The increased concern over Chinese exports adds an additional tension to a strained U.S.-Chinese relationship already buffeted by differences over Israel, Taiwan, and Ukraine. All signs so far are that Beijing is brushing off Yellen’s message, noting among other things how the Biden administration is subsidizing U.S. green energy investments with the Inflation Reduction Act.  

But it would be a mistake to focus solely on the dialogue between Beijing and Washington. The Biden administration, and a second Trump administration if it comes to be, will need to pay attention to what it friends, partners, and allies are doing, as well as to how its own policy choices affect them. Coordinated, or at least aligned, policies would be the most likely to persuade Beijing to turn back from its effort to export its problems abroad. 

The risk is that we will get uncoordinated efforts that produce recriminations and retaliation among countries that otherwise share common objectives. That could produce trade and currency wars that make a second China Shock even more consequential than the first.  

Campaign Update 

The secretary of state’s offices in Alabama and Ohio have informed the Democratic Party that Joe Biden might not be on either state’s ballot in November.

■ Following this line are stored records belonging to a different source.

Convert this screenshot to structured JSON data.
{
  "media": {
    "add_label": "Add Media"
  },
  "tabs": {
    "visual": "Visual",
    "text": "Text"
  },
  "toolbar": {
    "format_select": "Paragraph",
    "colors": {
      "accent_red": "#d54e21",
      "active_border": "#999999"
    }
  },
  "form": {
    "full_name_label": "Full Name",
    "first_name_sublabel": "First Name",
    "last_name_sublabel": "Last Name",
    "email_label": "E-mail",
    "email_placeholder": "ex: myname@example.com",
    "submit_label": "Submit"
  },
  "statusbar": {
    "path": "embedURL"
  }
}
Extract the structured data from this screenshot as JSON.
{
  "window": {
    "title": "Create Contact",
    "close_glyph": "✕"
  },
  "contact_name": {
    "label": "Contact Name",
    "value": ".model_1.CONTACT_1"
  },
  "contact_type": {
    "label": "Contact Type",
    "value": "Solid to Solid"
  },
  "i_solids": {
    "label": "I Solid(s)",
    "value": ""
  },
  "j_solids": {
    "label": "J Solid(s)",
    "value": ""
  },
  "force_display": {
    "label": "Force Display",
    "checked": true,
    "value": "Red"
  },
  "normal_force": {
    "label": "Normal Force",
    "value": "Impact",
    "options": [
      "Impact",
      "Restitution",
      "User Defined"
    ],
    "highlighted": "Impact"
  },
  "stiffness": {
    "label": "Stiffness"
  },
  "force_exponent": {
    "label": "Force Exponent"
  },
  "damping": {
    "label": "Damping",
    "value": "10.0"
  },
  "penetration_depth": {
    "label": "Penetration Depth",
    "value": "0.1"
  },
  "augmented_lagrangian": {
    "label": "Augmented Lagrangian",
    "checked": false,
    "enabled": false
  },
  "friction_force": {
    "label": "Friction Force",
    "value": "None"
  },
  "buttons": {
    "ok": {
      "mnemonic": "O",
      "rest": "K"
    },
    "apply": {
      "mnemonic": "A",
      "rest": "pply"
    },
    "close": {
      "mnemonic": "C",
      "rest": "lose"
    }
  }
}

The problem is that Alabama state law requires political parties to certify their presidential and vice-presidential candidates eighty-two days before Election Day, which makes this year’s deadline August 15. Ohio state law requires the certification ninety days in advance, or August 7 in this electoral cycle. The Democratic National Convention opens on August 19. The Alabama and Ohio laws have been a problem before. Both state legislatures exempted the Republican Party in 2020 because its convention opened after the deadline passed. The Ohio state legislature also exempted the Democrats four years ago for the same reason. Democrats are hoping for similar treatment this year. Biden is expected to lose both Alabama and Ohio in 2024, as he did four years ago. So not making the ballot, if it should come to that, wouldn’t doom his overall electoral prospects. It would, however, hurt down-ballot Democrats by depressing Democratic turnout. 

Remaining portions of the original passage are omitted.